Iraq says it rejected a shipment of 12,000 Canadian-built Chevrolet Malibu automobiles because the cars suffered from bad clutches, were not equipped as represented by the maker and were poorly finished.

Iraqi ambassador to Canada, Abdo al-Dairi says the Malibus are one of the rewards the government presents to bereaved families of Iraqi war dead, the victims of the 20-month war with Iran.

Last week Iraq announced that it would not accept the $100 million worth of vehicles because the cars were in many cases faulty and the transmissions did not work.

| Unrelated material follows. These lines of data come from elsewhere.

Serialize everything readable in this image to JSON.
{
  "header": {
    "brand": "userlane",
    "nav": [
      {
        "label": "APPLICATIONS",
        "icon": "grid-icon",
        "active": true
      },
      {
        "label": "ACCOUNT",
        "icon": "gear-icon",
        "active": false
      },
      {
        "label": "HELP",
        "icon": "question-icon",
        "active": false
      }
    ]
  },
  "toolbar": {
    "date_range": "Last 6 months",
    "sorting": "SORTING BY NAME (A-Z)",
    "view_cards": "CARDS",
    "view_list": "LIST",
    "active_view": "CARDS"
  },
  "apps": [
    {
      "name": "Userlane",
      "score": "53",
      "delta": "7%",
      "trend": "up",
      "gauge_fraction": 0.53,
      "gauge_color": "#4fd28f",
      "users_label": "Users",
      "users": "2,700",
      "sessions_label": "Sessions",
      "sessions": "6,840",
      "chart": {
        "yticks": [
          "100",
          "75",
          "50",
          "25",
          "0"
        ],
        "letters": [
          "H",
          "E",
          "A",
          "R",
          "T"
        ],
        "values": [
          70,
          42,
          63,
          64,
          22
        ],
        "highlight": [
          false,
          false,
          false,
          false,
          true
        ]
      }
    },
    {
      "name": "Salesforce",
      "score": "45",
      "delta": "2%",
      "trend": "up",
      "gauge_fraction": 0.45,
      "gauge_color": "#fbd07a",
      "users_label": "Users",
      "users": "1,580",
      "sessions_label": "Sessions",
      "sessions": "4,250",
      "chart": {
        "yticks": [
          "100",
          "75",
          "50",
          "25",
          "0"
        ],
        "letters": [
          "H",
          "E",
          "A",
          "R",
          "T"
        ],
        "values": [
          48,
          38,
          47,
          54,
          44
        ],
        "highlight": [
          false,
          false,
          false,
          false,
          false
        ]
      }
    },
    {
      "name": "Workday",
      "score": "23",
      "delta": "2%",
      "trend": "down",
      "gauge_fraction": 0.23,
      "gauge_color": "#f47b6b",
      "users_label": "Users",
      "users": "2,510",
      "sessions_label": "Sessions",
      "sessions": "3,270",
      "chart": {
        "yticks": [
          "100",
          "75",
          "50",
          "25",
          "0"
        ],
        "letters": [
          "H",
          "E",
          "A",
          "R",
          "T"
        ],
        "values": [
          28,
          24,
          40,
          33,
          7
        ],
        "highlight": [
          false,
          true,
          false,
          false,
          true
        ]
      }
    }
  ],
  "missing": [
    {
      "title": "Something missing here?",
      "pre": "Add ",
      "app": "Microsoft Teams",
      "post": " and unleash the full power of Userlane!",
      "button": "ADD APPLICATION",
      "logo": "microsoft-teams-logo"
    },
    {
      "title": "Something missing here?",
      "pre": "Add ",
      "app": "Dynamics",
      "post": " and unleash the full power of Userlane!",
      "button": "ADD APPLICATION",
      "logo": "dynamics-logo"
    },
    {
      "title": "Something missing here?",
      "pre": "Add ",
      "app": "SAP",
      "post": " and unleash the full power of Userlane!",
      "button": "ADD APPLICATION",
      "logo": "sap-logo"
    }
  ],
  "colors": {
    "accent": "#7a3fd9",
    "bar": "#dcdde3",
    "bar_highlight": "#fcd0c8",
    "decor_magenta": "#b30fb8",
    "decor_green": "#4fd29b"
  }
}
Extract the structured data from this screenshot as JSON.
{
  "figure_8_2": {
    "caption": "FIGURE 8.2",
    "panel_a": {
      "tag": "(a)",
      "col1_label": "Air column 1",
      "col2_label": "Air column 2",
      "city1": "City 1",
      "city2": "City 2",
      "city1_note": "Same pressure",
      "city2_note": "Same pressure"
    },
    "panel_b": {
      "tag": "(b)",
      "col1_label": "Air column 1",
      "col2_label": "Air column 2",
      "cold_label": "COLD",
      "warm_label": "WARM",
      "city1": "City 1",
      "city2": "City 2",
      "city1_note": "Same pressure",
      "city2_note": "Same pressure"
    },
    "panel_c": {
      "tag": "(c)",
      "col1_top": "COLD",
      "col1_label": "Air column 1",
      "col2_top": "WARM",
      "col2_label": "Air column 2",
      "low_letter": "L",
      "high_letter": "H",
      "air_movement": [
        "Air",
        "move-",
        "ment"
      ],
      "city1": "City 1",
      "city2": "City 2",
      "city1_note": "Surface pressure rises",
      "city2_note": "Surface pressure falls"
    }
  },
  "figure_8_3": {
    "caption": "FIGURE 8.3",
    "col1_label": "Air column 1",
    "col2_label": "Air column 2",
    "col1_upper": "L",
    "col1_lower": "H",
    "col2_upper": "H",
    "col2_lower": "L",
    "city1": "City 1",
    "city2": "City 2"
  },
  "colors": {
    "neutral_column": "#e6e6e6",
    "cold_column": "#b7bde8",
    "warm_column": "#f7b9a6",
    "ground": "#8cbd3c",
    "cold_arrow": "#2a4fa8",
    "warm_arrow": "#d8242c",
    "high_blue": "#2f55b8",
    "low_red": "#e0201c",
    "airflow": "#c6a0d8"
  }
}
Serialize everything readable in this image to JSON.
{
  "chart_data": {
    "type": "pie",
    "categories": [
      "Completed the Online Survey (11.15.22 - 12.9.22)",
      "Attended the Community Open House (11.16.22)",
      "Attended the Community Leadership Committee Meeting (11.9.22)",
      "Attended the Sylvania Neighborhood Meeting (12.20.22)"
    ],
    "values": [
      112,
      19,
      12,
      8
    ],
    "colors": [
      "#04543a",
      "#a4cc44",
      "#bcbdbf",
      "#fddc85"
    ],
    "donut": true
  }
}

General Motors of Canada, Ltd., the Canadian subsidiary of General Motors Corp. of Detroit, built the vehicles at its plant in Oshawa, Ontario. An earlier shipment of 13,000 Malibus was accepted by Iraq and paid for.

GM Canada applied in February for payment by Canada's Export Development Corp., a government agency that insures foreign trade, for payment on the rejected car shipment.

Meanwhile Canadian government officials have been helping GM Canada by trying to sell the unwanted vehicles as taxicabs in Columbia.

Canadian auto dealers show little interest in acquiring the vehicles partly because they have an unusual floor-mounted manual three-speed gearshift. The cars were designed for use in Iraq and have a high gear ratio, which makes them unsuitable for climbing even a modest North American hill.